Although a landowner has a duty to maintain its premises in a reasonably safe manner (see Basso v Miller, 40 NY2d 233, 241-242 [1976]), there is no duty to protect or warn against an open and obvious condition that is not inherently dangerous (see Lacerra v CVS Pharm., 143 AD3d 674, 674 [2016]; Miller v Costco Wholesale Corp., 125 AD3d 828 [2015]; Bellini v Gypsy Magic Enters., Inc., 112 AD3d 867, 868 [2013]). Generally, "[a] wheel stop or concrete parking lot divider which is clearly visible presents no unreasonable risk of harm" (Cardia v Willchester Holdings, LLC, 35 AD3d 336, 336 [2006]; see Bellini v Gypsy Magic Enters., Inc., 112 AD3d at 868; Gallub v Popei's Clam Bar, Ltd., of Deer Park, 98 AD3d 559, 560 [2012]; Gallo v Hempstead Turnpike, LLC, 97 AD3d 723, 723 [2012]).

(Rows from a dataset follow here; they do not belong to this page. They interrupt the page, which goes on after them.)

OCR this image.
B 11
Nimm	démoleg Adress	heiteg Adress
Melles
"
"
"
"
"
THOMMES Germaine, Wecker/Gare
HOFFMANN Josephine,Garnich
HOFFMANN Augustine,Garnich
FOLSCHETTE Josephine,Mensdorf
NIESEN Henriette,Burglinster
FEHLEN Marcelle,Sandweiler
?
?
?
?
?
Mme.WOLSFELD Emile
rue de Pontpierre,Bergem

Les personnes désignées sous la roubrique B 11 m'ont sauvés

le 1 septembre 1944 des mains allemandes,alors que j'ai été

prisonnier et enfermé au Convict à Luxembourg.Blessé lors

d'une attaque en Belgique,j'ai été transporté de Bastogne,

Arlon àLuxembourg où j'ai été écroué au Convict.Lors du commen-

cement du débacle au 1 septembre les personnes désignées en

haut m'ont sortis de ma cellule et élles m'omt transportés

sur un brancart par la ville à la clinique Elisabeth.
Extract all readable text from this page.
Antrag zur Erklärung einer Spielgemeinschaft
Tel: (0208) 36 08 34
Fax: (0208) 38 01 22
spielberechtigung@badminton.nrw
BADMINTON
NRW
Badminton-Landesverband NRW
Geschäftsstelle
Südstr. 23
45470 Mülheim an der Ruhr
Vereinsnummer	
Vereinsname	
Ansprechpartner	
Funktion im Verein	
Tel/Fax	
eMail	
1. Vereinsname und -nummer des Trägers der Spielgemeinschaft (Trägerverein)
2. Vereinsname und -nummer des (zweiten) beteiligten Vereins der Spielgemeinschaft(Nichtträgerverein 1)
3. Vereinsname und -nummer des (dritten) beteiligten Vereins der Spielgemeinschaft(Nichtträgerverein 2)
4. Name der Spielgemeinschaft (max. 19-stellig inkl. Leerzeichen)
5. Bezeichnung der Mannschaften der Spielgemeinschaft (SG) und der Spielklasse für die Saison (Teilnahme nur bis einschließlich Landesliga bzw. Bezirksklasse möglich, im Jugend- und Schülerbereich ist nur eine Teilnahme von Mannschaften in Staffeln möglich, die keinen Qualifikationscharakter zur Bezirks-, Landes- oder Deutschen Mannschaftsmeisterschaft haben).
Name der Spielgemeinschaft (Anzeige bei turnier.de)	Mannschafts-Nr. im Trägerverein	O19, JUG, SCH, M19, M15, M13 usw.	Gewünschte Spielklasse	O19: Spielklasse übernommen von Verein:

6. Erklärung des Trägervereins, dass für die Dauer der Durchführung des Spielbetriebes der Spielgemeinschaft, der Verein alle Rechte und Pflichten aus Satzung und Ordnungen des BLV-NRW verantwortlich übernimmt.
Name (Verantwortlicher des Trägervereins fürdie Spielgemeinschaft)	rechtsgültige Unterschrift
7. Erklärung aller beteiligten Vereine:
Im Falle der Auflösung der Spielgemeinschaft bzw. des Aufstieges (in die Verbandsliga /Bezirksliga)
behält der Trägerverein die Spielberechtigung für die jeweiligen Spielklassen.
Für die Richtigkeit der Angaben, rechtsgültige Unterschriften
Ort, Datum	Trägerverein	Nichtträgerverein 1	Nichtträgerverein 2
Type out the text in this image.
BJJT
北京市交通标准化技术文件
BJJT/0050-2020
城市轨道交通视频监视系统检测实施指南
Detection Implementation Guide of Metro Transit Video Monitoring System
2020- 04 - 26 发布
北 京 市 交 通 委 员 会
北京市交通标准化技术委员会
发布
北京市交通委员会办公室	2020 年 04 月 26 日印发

Here, the defendant established its prima facie entitlement to judgment as a matter of law by submitting, inter alia, the plaintiff's deposition testimony and photographic evidence [*2]demonstrating that the plaintiff tripped when her foot came into contact with a wheel stop that was open and obvious and not inherently dangerous. Among other things, the plaintiff testified at her deposition that she noticed the yellow cement wheel stops in the parking lot shortly before her accident (see Miller v Costco Wholesale Corp., 125 AD3d at 829; Bellini v Gypsy Magic Enters., Inc., 112 AD3d at 868; Cardia v Willchester Holdings, LLC, 35 AD3d at 336-337). In opposition, the plaintiff failed to raise a triable issue of fact (cf. Lacerra v CVS Pharm., 143 AD3d at 674; Giambruno v Wilbur F. Breslin Dev. Corp., 56 AD3d 520, 521 [2008]; see generally Alvarez v Prospect Hosp., 68 NY2d 320, 324 [1986]).

The plaintiff's remaining contention is without merit.

Accordingly, upon reargument, the Supreme Court properly adhered to its prior determination granting the defendant's motion for summary judgment dismissing the complaint. Dillon, J.P., Dickerson, Hinds-Radix and Maltese, JJ., concur.